For Dr. Tolle, what works goes something like this: "I like to discuss with all my new patients the issue of advance directives. I have literature in my office that I can give to you. If you are ever hospitalized, you will be given the same literature, but I think patients should have a chance to review it and consider these issues before that time."

She also suggested this alternative: "Fairly recently the state established new laws on advance directives. I have information if you are interested. ..."

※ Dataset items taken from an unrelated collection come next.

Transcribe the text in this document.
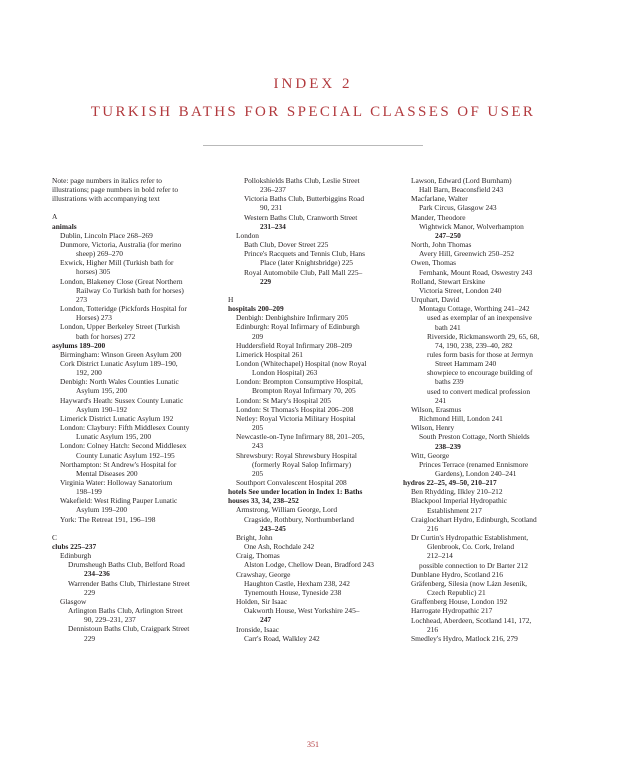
INDEX 2
TURKISH BATHS FOR SPECIAL CLASSES OF USER
Note: page numbers in italics refer to
illustrations; page numbers in bold refer to
illustrations with accompanying text
A
animals
Dublin, Lincoln Place 268–269
Dunmore, Victoria, Australia (for merino
sheep) 269–270
Exwick, Higher Mill (Turkish bath for
horses) 305
London, Blakeney Close (Great Northern
Railway Co Turkish bath for horses)
273
London, Totteridge (Pickfords Hospital for
Horses) 273
London, Upper Berkeley Street (Turkish
bath for horses) 272
asylums 189–200
Birmingham: Winson Green Asylum 200
Cork District Lunatic Asylum 189–190,
192, 200
Denbigh: North Wales Counties Lunatic
Asylum 195, 200
Hayward's Heath: Sussex County Lunatic
Asylum 190–192
Limerick District Lunatic Asylum 192
London: Claybury: Fifth Middlesex County
Lunatic Asylum 195, 200
London: Colney Hatch: Second Middlesex
County Lunatic Asylum 192–195
Northampton: St Andrew's Hospital for
Mental Diseases 200
Virginia Water: Holloway Sanatorium
198–199
Wakefield: West Riding Pauper Lunatic
Asylum 199–200
York: The Retreat 191, 196–198
C
clubs 225–237
Edinburgh
Drumsheugh Baths Club, Belford Road
234–236
Warrender Baths Club, Thirlestane Street
229
Glasgow
Arlington Baths Club, Arlington Street
90, 229–231, 237
Dennistoun Baths Club, Craigpark Street
229
Pollokshields Baths Club, Leslie Street
236–237
Victoria Baths Club, Butterbiggins Road
90, 231
Western Baths Club, Cranworth Street
231–234
London
Bath Club, Dover Street 225
Prince's Racquets and Tennis Club, Hans
Place (later Knightsbridge) 225
Royal Automobile Club, Pall Mall 225–
229
H
hospitals 200–209
Denbigh: Denbighshire Infirmary 205
Edinburgh: Royal Infirmary of Edinburgh
209
Huddersfield Royal Infirmary 208–209
Limerick Hospital 261
London (Whitechapel) Hospital (now Royal
London Hospital) 263
London: Brompton Consumptive Hospital,
Brompton Royal Infirmary 70, 205
London: St Mary's Hospital 205
London: St Thomas's Hospital 206–208
Netley: Royal Victoria Military Hospital
205
Newcastle-on-Tyne Infirmary 88, 201–205,
243
Shrewsbury: Royal Shrewsbury Hospital
(formerly Royal Salop Infirmary)
205
Southport Convalescent Hospital 208
hotels See under location in Index 1: Baths
houses 33, 34, 238–252
Armstrong, William George, Lord
Cragside, Rothbury, Northumberland
243–245
Bright, John
One Ash, Rochdale 242
Craig, Thomas
Alston Lodge, Chellow Dean, Bradford 243
Crawshay, George
Haughton Castle, Hexham 238, 242
Tynemouth House, Tyneside 238
Holden, Sir Isaac
Oakworth House, West Yorkshire 245–
247
Ironside, Isaac
Carr's Road, Walkley 242
Lawson, Edward (Lord Burnham)
Hall Barn, Beaconsfield 243
Macfarlane, Walter
Park Circus, Glasgow 243
Mander, Theodore
Wightwick Manor, Wolverhampton
247–250
North, John Thomas
Avery Hill, Greenwich 250–252
Owen, Thomas
Fernhank, Mount Road, Oswestry 243
Rolland, Stewart Erskine
Victoria Street, London 240
Urquhart, David
Montagu Cottage, Worthing 241–242
used as exemplar of an inexpensive
bath 241
Riverside, Rickmansworth 29, 65, 68,
74, 190, 238, 239–40, 282
rules form basis for those at Jermyn
Street Hammam 240
showpiece to encourage building of
baths 239
used to convert medical profession
241
Wilson, Erasmus
Richmond Hill, London 241
Wilson, Henry
South Preston Cottage, North Shields
238–239
Witt, George
Princes Terrace (renamed Ennismore
Gardens), London 240–241
hydros 22–25, 49–50, 210–217
Ben Rhydding, Ilkley 210–212
Blackpool Imperial Hydropathic
Establishment 217
Craiglockhart Hydro, Edinburgh, Scotland
216
Dr Curtin's Hydropathic Establishment,
Glenbrook, Co. Cork, Ireland
212–214
possible connection to Dr Barter 212
Dunblane Hydro, Scotland 216
Gräfenberg, Silesia (now Lázn Jeseník,
Czech Republic) 21
Graffenberg House, London 192
Harrogate Hydropathic 217
Lochhead, Aberdeen, Scotland 141, 172,
216
Smedley's Hydro, Matlock 216, 279
351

This method, Dr. Tolle said, lets a doctor show a patient that she is willing to talk about advance directives whenever the patient is ready to do so. On the next visit, she said, she usually follows up by asking the patient, "Do you have any questions about the material I gave you?" It's OK not to come to closure on the topic, she said, and doctors should refrain from pushing their patients too hard toward making decisions about advance directives that they are not yet ready to make.

She also recommends doctors bring up the subject with patients before they get sick, or if a patient is sick, not to frame the need for an advance directive in terms of the illness. For example, she said, phrase it in terms of a car accident, which can happen to anybody. Otherwise, the patient may believe you are subtly--or not so subtly--trying to send him a message about his true condition.

Another helpful hint, she said, is to focus on "who, not what"--meaning try to get your patients to start thinking about who they trust and feel knows them best and would want to speak for them if their medical condition necessitated a proxy. Patients tend to be less threatened by this kind of a discussion than by one about what types of medical treatments they might want if they are incapacitated.

Dr. Tolle also stressed the importance of physicians' knowing their states' laws on advance directives and medical proxies, because these vary widely and influence conversations with patients. Several organizations have lists of state laws. These include the various "Right to Die" patient-advocacy organizations and the Intergovernmental Health Policy Project at George Washington University in Washington, D.C. (202-872-1445).